[공지] 아연 HK 워크숍
2013.04.09 8675
2013년 제2차 HK 워크솝
- 시간: 2013년 4월 15일 오후 4시-6시
- 장소: 아세아문제연구소 대회의실
1. 손기영(아세아문제연구소 HK연구교수)
Japan’s Recalibration of Risk and the Framing of Okinawa as a Maritime “Great Wall” against China: The Role of State, Market, and Society Actors
Son Key-young and Ra Mason
(요약문)
For the past sixty years Okinawa has been exposed to a shifting set of risks associated with its hosting of United States (US) military bases and the contingent deployment of personnel and stationing of equipment. In addition, the Ryukyu island chain’s precarious position and contested utilization has been brought to the fore by multilateral posturing over the sovereignty of a set of its many outlying rocks; contended between China, Japan and Taiwan – all lay claim to the, so called, Senkaku (aka, Diaoyu or Pinnacle Islands), which lie off Okinawan shores.

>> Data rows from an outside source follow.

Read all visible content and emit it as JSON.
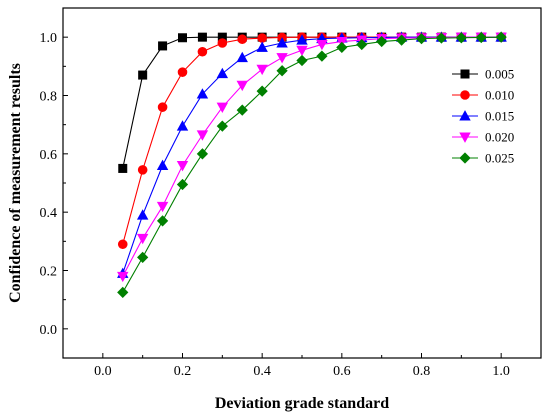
{
  "chart_data": {
    "type": "line",
    "xlabel": "Deviation grade standard",
    "ylabel": "Confidence of measurement results",
    "xlim": [
      -0.1,
      1.1
    ],
    "ylim": [
      -0.1,
      1.1
    ],
    "xticks": [
      "0.0",
      "0.2",
      "0.4",
      "0.6",
      "0.8",
      "1.0"
    ],
    "yticks": [
      "0.0",
      "0.2",
      "0.4",
      "0.6",
      "0.8",
      "1.0"
    ],
    "x": [
      0.05,
      0.1,
      0.15,
      0.2,
      0.25,
      0.3,
      0.35,
      0.4,
      0.45,
      0.5,
      0.55,
      0.6,
      0.65,
      0.7,
      0.75,
      0.8,
      0.85,
      0.9,
      0.95,
      1.0
    ],
    "grid": false,
    "legend_position": "right",
    "series": [
      {
        "name": "0.005",
        "color": "#000000",
        "marker": "square",
        "values": [
          0.55,
          0.87,
          0.97,
          0.998,
          1.0,
          1.0,
          1.0,
          1.0,
          1.0,
          1.0,
          1.0,
          1.0,
          1.0,
          1.0,
          1.0,
          1.0,
          1.0,
          1.0,
          1.0,
          1.0
        ]
      },
      {
        "name": "0.010",
        "color": "#ff0000",
        "marker": "circle",
        "values": [
          0.29,
          0.545,
          0.76,
          0.88,
          0.95,
          0.98,
          0.993,
          0.997,
          0.999,
          1.0,
          1.0,
          1.0,
          1.0,
          1.0,
          1.0,
          1.0,
          1.0,
          1.0,
          1.0,
          1.0
        ]
      },
      {
        "name": "0.015",
        "color": "#0000ff",
        "marker": "triangle-up",
        "values": [
          0.19,
          0.39,
          0.56,
          0.695,
          0.805,
          0.875,
          0.93,
          0.965,
          0.98,
          0.99,
          0.995,
          0.997,
          0.998,
          0.999,
          1.0,
          1.0,
          1.0,
          1.0,
          1.0,
          1.0
        ]
      },
      {
        "name": "0.020",
        "color": "#ff00ff",
        "marker": "triangle-down",
        "values": [
          0.18,
          0.31,
          0.42,
          0.56,
          0.665,
          0.76,
          0.835,
          0.89,
          0.93,
          0.955,
          0.975,
          0.985,
          0.99,
          0.995,
          0.997,
          0.998,
          0.999,
          1.0,
          1.0,
          1.0
        ]
      },
      {
        "name": "0.025",
        "color": "#008000",
        "marker": "diamond",
        "values": [
          0.125,
          0.245,
          0.37,
          0.495,
          0.6,
          0.695,
          0.75,
          0.815,
          0.885,
          0.92,
          0.935,
          0.965,
          0.975,
          0.985,
          0.99,
          0.995,
          0.997,
          0.998,
          0.999,
          1.0
        ]
      }
    ]
  }
}
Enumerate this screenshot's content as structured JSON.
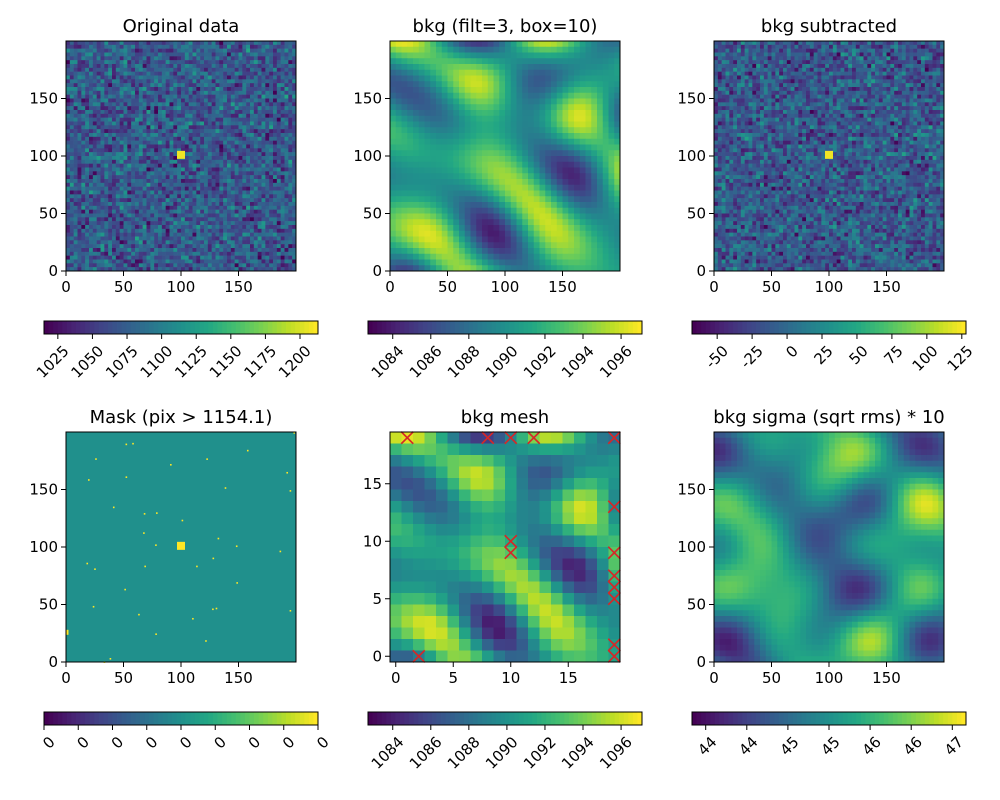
{
  "chart_data": [
    {
      "type": "heatmap",
      "title": "Original data",
      "colormap": "viridis",
      "pattern": "noise",
      "x_ticks": [
        "0",
        "50",
        "100",
        "150"
      ],
      "y_ticks": [
        "0",
        "50",
        "100",
        "150"
      ],
      "xlim": [
        0,
        200
      ],
      "ylim": [
        0,
        200
      ],
      "colorbar_ticks": [
        "1025",
        "1050",
        "1075",
        "1100",
        "1125",
        "1150",
        "1175",
        "1200"
      ],
      "colorbar_range": [
        1015,
        1213
      ]
    },
    {
      "type": "heatmap",
      "title": "bkg (filt=3, box=10)",
      "colormap": "viridis",
      "pattern": "smooth",
      "x_ticks": [
        "0",
        "50",
        "100",
        "150"
      ],
      "y_ticks": [
        "0",
        "50",
        "100",
        "150"
      ],
      "xlim": [
        0,
        200
      ],
      "ylim": [
        0,
        200
      ],
      "colorbar_ticks": [
        "1084",
        "1086",
        "1088",
        "1090",
        "1092",
        "1094",
        "1096"
      ],
      "colorbar_range": [
        1082.7,
        1097.1
      ]
    },
    {
      "type": "heatmap",
      "title": "bkg subtracted",
      "colormap": "viridis",
      "pattern": "noise",
      "x_ticks": [
        "0",
        "50",
        "100",
        "150"
      ],
      "y_ticks": [
        "0",
        "50",
        "100",
        "150"
      ],
      "xlim": [
        0,
        200
      ],
      "ylim": [
        0,
        200
      ],
      "colorbar_ticks": [
        "-50",
        "-25",
        "0",
        "25",
        "50",
        "75",
        "100",
        "125"
      ],
      "colorbar_range": [
        -68,
        128
      ]
    },
    {
      "type": "heatmap",
      "title": "Mask (pix > 1154.1)",
      "colormap": "viridis",
      "pattern": "mask",
      "x_ticks": [
        "0",
        "50",
        "100",
        "150"
      ],
      "y_ticks": [
        "0",
        "50",
        "100",
        "150"
      ],
      "xlim": [
        0,
        200
      ],
      "ylim": [
        0,
        200
      ],
      "colorbar_ticks": [
        "0",
        "0",
        "0",
        "0",
        "0",
        "0",
        "0",
        "0",
        "0"
      ],
      "colorbar_range": [
        0,
        1
      ]
    },
    {
      "type": "heatmap",
      "title": "bkg mesh",
      "colormap": "viridis",
      "pattern": "mesh",
      "x_ticks": [
        "0",
        "5",
        "10",
        "15"
      ],
      "y_ticks": [
        "0",
        "5",
        "10",
        "15"
      ],
      "xlim": [
        -0.5,
        19.5
      ],
      "ylim": [
        -0.5,
        19.5
      ],
      "colorbar_ticks": [
        "1084",
        "1086",
        "1088",
        "1090",
        "1092",
        "1094",
        "1096"
      ],
      "colorbar_range": [
        1082.7,
        1097.1
      ],
      "markers": [
        [
          1,
          19
        ],
        [
          8,
          19
        ],
        [
          10,
          19
        ],
        [
          12,
          19
        ],
        [
          19,
          19
        ],
        [
          19,
          13
        ],
        [
          10,
          10
        ],
        [
          10,
          9
        ],
        [
          19,
          9
        ],
        [
          19,
          7
        ],
        [
          19,
          6
        ],
        [
          19,
          5
        ],
        [
          19,
          1
        ],
        [
          19,
          0
        ],
        [
          2,
          0
        ]
      ]
    },
    {
      "type": "heatmap",
      "title": "bkg sigma (sqrt rms) * 10",
      "colormap": "viridis",
      "pattern": "smooth",
      "x_ticks": [
        "0",
        "50",
        "100",
        "150"
      ],
      "y_ticks": [
        "0",
        "50",
        "100",
        "150"
      ],
      "xlim": [
        0,
        200
      ],
      "ylim": [
        0,
        200
      ],
      "colorbar_ticks": [
        "44",
        "44",
        "45",
        "45",
        "46",
        "46",
        "47"
      ],
      "colorbar_range": [
        43.6,
        47.2
      ]
    }
  ]
}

The U.S. Marines stationed on Okinawa could potentially be those to be sent to the Senkakus, in the unlikely event they were seized by China. Indeed, U.S. and Japanese forces have conducted a series of operations with the scenario of retaking the islands from China, if it were forcibly occupied by forces from the PRC. Increasingly, the Ryukyu island chain is emerging as a “a giant maritime Great Wall intervening between it and the Pacific Ocean.” How this and the on-going base relocation issues have seen the responsibility for risk shifted from external (US) to state (Japan), and then on to sub-national actors is elucidated through a case study analysis of the stakeholders who have suffered the greatest harms as a result, such as the residents of Ginowan City protesting the recent deployment of the Ospreys at the US Marine Corps Air Station Futenma, women raped by US servicemen and the local marine ecosystem crushed under base construction. The interplay between the central government’s successful co-opting of the localities, such as Yonaguni, and the lingering anti-base sentiment and sporadic protests further complicates the process of risk mediation.
2. 이동준(아세아문제연구소 HK연구교수)
제목: Balancing Statecraft and Regional Stability: Focusing on the Northeast Asian Alliance Politics during the Cold War
(요약문)
My presentation purports to address two questions. The first is about the role that alliances played in Northeast Asia during the Cold War. How did alliances affect the Cold War in Northeast Asia? Did alliances in Northeast Asia contribute to the regional stability or to the escalation of the Cold War? The second question concerns the implications of alliance politics in Northeast Asia for Balance of Power (Bop) theory. BoP theory, arguably one of the most well-known and influential theories explaining alliance politics, has been under serious scrutiny since the Cold War, and its internal and external validity has become a target of intensive debate. In short, my presentation attempts to examine the extent to which BoP theory explains alliance politics in Northeast Asian Cold War and to determine what the empirical analysis of the alliance politics indicates for the limitations and refinements of the theory. In addressing the questions stated above, I will focus on five bilateral alliances and one strategic relations in Northeast Asia during the Cold War—the Sino-Soviet alliance, the U.S.-Japan alliance, the U.S.-South Korean alliance, North Korea’s alliances with the Soviet Union and China, and Sino-American relations.